There was an uncomfortable pause. Hyrald risked the obvious. ‘But how can Vashnar be in your… head… here, now?’

‘I told you, I don’t know. But he was here. The Joining I had with him…’ Fear lit his face again.

‘Joining?’ Hyrald tried to make his query encouraging.

‘Explain to them,’ Nordath intervened. ‘Tell them what a Joining is – that’s no Caddoran secret, is it?’

Thyrn thought for a moment, eyeing his questioners, then let out a noisy breath. ‘It’s what happens when we’re remembering messages. We just become very quiet inside, so that we can feel what a client wants – become like them – become them, to some extent – hence, Joining. I can’t explain it any better than that.’ His tone was final.

Hyrald gave the accepting shrug of someone who is none the wiser but grateful and anxious to press on. ‘Tell us about “Joining” with Vashnar, then.’

Thyrn’s manner changed again. As he spoke, he began to gesticulate and his voice became more emphatic, as though he was now anxious to explain himself fully. ‘For some reason, what I do is much deeper – more intense – than for most other Caddoran. So I’m told anyway – I wouldn’t really know, would I? Anyway, it’s something like that, and that’s why I’m so good at my job. That’s why I got the job with Vashnar.’ He wrinkled his nose in distaste.

‘Caddoran to the Senior Warden is a much coveted post. Normally there’s fierce competition for it within the Congress,’ Nordath added by way of explanation.

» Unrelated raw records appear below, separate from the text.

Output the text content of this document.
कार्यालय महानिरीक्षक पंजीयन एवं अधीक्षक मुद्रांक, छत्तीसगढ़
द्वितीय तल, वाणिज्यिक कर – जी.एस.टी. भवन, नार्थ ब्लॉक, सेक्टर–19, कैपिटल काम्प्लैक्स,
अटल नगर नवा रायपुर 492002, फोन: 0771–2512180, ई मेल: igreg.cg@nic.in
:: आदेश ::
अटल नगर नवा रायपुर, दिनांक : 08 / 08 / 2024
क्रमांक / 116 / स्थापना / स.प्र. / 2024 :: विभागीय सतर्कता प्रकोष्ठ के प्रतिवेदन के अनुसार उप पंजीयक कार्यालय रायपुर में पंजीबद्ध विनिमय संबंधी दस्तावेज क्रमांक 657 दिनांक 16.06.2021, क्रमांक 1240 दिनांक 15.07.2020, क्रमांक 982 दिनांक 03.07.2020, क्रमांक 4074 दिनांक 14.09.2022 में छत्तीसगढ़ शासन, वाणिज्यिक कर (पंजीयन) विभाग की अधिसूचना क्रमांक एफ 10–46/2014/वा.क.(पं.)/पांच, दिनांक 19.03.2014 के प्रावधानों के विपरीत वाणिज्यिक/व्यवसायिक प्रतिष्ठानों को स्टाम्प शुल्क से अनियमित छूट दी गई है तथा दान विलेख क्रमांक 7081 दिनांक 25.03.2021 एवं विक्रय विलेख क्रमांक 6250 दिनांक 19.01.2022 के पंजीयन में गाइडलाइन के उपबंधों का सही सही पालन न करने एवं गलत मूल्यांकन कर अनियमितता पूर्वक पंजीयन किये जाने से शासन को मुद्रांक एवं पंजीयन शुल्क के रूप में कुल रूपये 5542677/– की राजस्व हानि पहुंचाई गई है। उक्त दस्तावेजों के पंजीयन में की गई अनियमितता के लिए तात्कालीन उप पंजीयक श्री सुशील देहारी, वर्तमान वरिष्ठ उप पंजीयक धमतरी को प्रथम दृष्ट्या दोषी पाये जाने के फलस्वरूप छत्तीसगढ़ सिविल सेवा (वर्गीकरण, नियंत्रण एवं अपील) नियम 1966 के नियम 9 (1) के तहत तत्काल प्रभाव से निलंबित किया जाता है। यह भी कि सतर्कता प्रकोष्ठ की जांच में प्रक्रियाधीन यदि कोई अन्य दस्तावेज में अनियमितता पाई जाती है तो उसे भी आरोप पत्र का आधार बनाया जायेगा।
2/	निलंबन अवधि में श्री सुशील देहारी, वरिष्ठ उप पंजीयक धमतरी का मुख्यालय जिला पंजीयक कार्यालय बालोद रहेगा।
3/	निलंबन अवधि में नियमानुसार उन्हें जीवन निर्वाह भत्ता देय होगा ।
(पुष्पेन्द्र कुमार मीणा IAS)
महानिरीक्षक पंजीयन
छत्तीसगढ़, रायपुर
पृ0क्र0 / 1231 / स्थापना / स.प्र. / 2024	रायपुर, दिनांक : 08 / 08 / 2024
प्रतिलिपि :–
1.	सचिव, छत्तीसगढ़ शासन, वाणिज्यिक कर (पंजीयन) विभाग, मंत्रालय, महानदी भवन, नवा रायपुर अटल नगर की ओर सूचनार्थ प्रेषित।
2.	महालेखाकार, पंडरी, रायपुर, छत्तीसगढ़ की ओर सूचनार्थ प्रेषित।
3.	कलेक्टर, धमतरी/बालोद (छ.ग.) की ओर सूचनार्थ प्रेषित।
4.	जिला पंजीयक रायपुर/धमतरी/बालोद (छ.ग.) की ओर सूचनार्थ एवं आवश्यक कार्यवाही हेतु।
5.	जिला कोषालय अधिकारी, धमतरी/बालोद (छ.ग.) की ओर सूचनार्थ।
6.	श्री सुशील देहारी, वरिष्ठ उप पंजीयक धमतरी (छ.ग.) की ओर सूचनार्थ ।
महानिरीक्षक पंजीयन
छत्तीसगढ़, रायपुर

Hyrald, however, was struggling with what Thyrn was saying. In his fairly limited dealings with Caddoran he had reached the commonly held conclusion that they were all ‘a bit odd’, but in so far as he had ever thought about how they worked he had imagined that they simply listened, remembered and repeated, like trained birds.

‘You say, you almost become your client when you’re taking their message?’

‘Yes.’

‘And when you’re passing the messages on?’

‘The same.’

Hyrald closed his eyes and thought for a moment, unconsciously imitating the Caddoran technique of feeling into the intention of the young man standing in front of him. When he opened them again, the sunlight, the shelter, the trees, everything, seemed a little brighter.